On Sunday, the nation’s leading infectious disease expert Dr. Anthony Fauci told CNN’s Jake Tapper that mandating vaccines for kids in school was “a good idea.”

“This is not something new. We have mandates in many places in schools, particularly public schools,” said Dr. Fauci. “We’ve done this for decades and decades.”

And recent reports suggest that the Food and Drug Administration could soon approve vaccines for use in younger children.

“Currently the trials are ongoing testing the vaccines in individuals under 12 years of age,” said Dr. Tan. “It’s expected that data from those trials should be available by the middle of fall and if everything goes well an EUA (Emergency Use Authorization) for the use of the vaccine in these children should be available by the end of the year.”

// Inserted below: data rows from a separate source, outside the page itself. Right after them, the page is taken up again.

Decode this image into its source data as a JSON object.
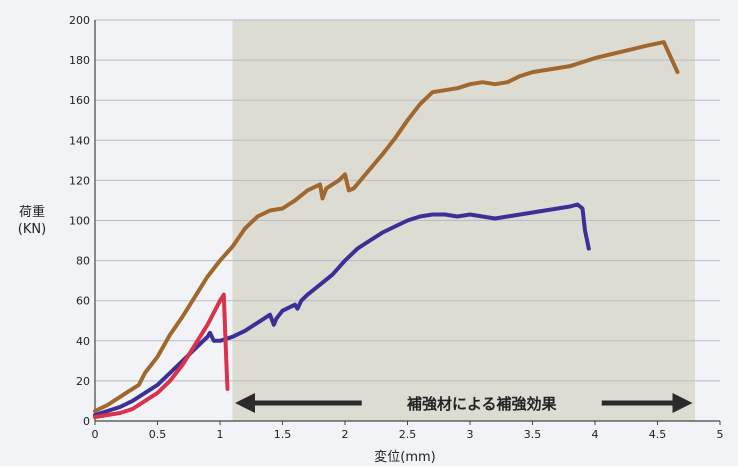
{
  "chart_data": {
    "type": "line",
    "ylabel_line1": "荷重",
    "ylabel_line2": "(KN)",
    "xlabel": "変位(mm)",
    "xlim": [
      0,
      5
    ],
    "ylim": [
      0,
      200
    ],
    "x_ticks": [
      "0",
      "0.5",
      "1",
      "1.5",
      "2",
      "2.5",
      "3",
      "3.5",
      "4",
      "4.5",
      "5"
    ],
    "y_ticks": [
      "0",
      "20",
      "40",
      "60",
      "80",
      "100",
      "120",
      "140",
      "160",
      "180",
      "200"
    ],
    "grid": "horizontal",
    "shaded_region_x": [
      1.1,
      4.8
    ],
    "annotation": {
      "text": "補強材による補強効果",
      "arrow_from_x": 1.12,
      "arrow_to_x": 4.78,
      "y": 9
    },
    "series": [
      {
        "color": "#a0672e",
        "points": [
          [
            0,
            5
          ],
          [
            0.1,
            8
          ],
          [
            0.2,
            12
          ],
          [
            0.3,
            16
          ],
          [
            0.35,
            18
          ],
          [
            0.4,
            24
          ],
          [
            0.5,
            32
          ],
          [
            0.6,
            43
          ],
          [
            0.7,
            52
          ],
          [
            0.8,
            62
          ],
          [
            0.9,
            72
          ],
          [
            1.0,
            80
          ],
          [
            1.1,
            87
          ],
          [
            1.2,
            96
          ],
          [
            1.3,
            102
          ],
          [
            1.4,
            105
          ],
          [
            1.5,
            106
          ],
          [
            1.6,
            110
          ],
          [
            1.7,
            115
          ],
          [
            1.8,
            118
          ],
          [
            1.82,
            111
          ],
          [
            1.85,
            116
          ],
          [
            1.9,
            118
          ],
          [
            1.95,
            120
          ],
          [
            2.0,
            123
          ],
          [
            2.03,
            115
          ],
          [
            2.07,
            116
          ],
          [
            2.15,
            122
          ],
          [
            2.3,
            133
          ],
          [
            2.4,
            141
          ],
          [
            2.5,
            150
          ],
          [
            2.6,
            158
          ],
          [
            2.7,
            164
          ],
          [
            2.8,
            165
          ],
          [
            2.9,
            166
          ],
          [
            3.0,
            168
          ],
          [
            3.1,
            169
          ],
          [
            3.2,
            168
          ],
          [
            3.3,
            169
          ],
          [
            3.4,
            172
          ],
          [
            3.5,
            174
          ],
          [
            3.6,
            175
          ],
          [
            3.7,
            176
          ],
          [
            3.8,
            177
          ],
          [
            3.9,
            179
          ],
          [
            4.0,
            181
          ],
          [
            4.2,
            184
          ],
          [
            4.4,
            187
          ],
          [
            4.55,
            189
          ],
          [
            4.66,
            174
          ]
        ]
      },
      {
        "color": "#3c2f97",
        "points": [
          [
            0,
            3
          ],
          [
            0.1,
            5
          ],
          [
            0.2,
            7
          ],
          [
            0.3,
            10
          ],
          [
            0.4,
            14
          ],
          [
            0.5,
            18
          ],
          [
            0.6,
            24
          ],
          [
            0.7,
            30
          ],
          [
            0.8,
            36
          ],
          [
            0.9,
            42
          ],
          [
            0.92,
            44
          ],
          [
            0.95,
            40
          ],
          [
            1.0,
            40
          ],
          [
            1.1,
            42
          ],
          [
            1.2,
            45
          ],
          [
            1.3,
            49
          ],
          [
            1.4,
            53
          ],
          [
            1.43,
            48
          ],
          [
            1.45,
            51
          ],
          [
            1.5,
            55
          ],
          [
            1.6,
            58
          ],
          [
            1.62,
            56
          ],
          [
            1.65,
            60
          ],
          [
            1.7,
            63
          ],
          [
            1.8,
            68
          ],
          [
            1.9,
            73
          ],
          [
            2.0,
            80
          ],
          [
            2.1,
            86
          ],
          [
            2.2,
            90
          ],
          [
            2.3,
            94
          ],
          [
            2.4,
            97
          ],
          [
            2.5,
            100
          ],
          [
            2.6,
            102
          ],
          [
            2.7,
            103
          ],
          [
            2.8,
            103
          ],
          [
            2.9,
            102
          ],
          [
            3.0,
            103
          ],
          [
            3.1,
            102
          ],
          [
            3.2,
            101
          ],
          [
            3.3,
            102
          ],
          [
            3.4,
            103
          ],
          [
            3.5,
            104
          ],
          [
            3.6,
            105
          ],
          [
            3.7,
            106
          ],
          [
            3.8,
            107
          ],
          [
            3.86,
            108
          ],
          [
            3.9,
            106
          ],
          [
            3.92,
            95
          ],
          [
            3.95,
            86
          ]
        ]
      },
      {
        "color": "#d8334a",
        "points": [
          [
            0,
            2
          ],
          [
            0.1,
            3
          ],
          [
            0.2,
            4
          ],
          [
            0.3,
            6
          ],
          [
            0.4,
            10
          ],
          [
            0.5,
            14
          ],
          [
            0.6,
            20
          ],
          [
            0.7,
            28
          ],
          [
            0.8,
            38
          ],
          [
            0.9,
            48
          ],
          [
            0.95,
            54
          ],
          [
            1.0,
            60
          ],
          [
            1.03,
            63
          ],
          [
            1.05,
            30
          ],
          [
            1.06,
            16
          ]
        ]
      }
    ]
  }
}
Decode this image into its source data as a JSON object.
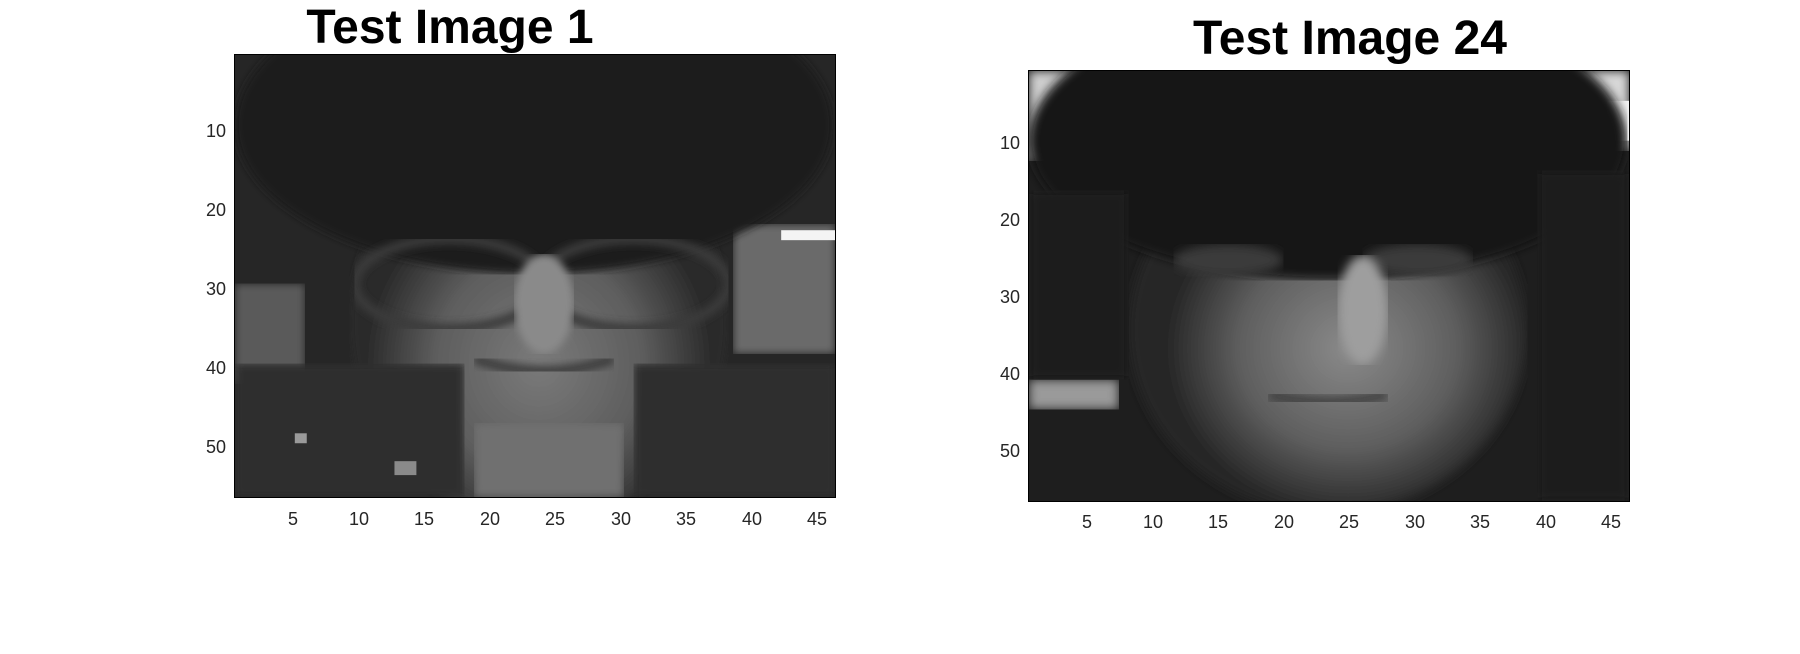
{
  "figures": [
    {
      "title": "Test Image 1",
      "x_ticks": [
        "5",
        "10",
        "15",
        "20",
        "25",
        "30",
        "35",
        "40",
        "45"
      ],
      "y_ticks": [
        "10",
        "20",
        "30",
        "40",
        "50"
      ],
      "colormap": "gray"
    },
    {
      "title": "Test Image 24",
      "x_ticks": [
        "5",
        "10",
        "15",
        "20",
        "25",
        "30",
        "35",
        "40",
        "45"
      ],
      "y_ticks": [
        "10",
        "20",
        "30",
        "40",
        "50"
      ],
      "colormap": "gray"
    }
  ]
}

And when that happens, Dr. Heald-Sargent encouraged all parents to get their children vaccinated as soon as that is possible.

“Just do it. Please go out and get your children vaccinated,” said Dr. Heald-Sargent. “I know all vaccines are not to be taken lightly, but that is why we have invested so much time and energy as a medical community testing these. We have not skipped any steps. We are making sure that they are as safe as possible and I can’t wait to have my children vaccinated.”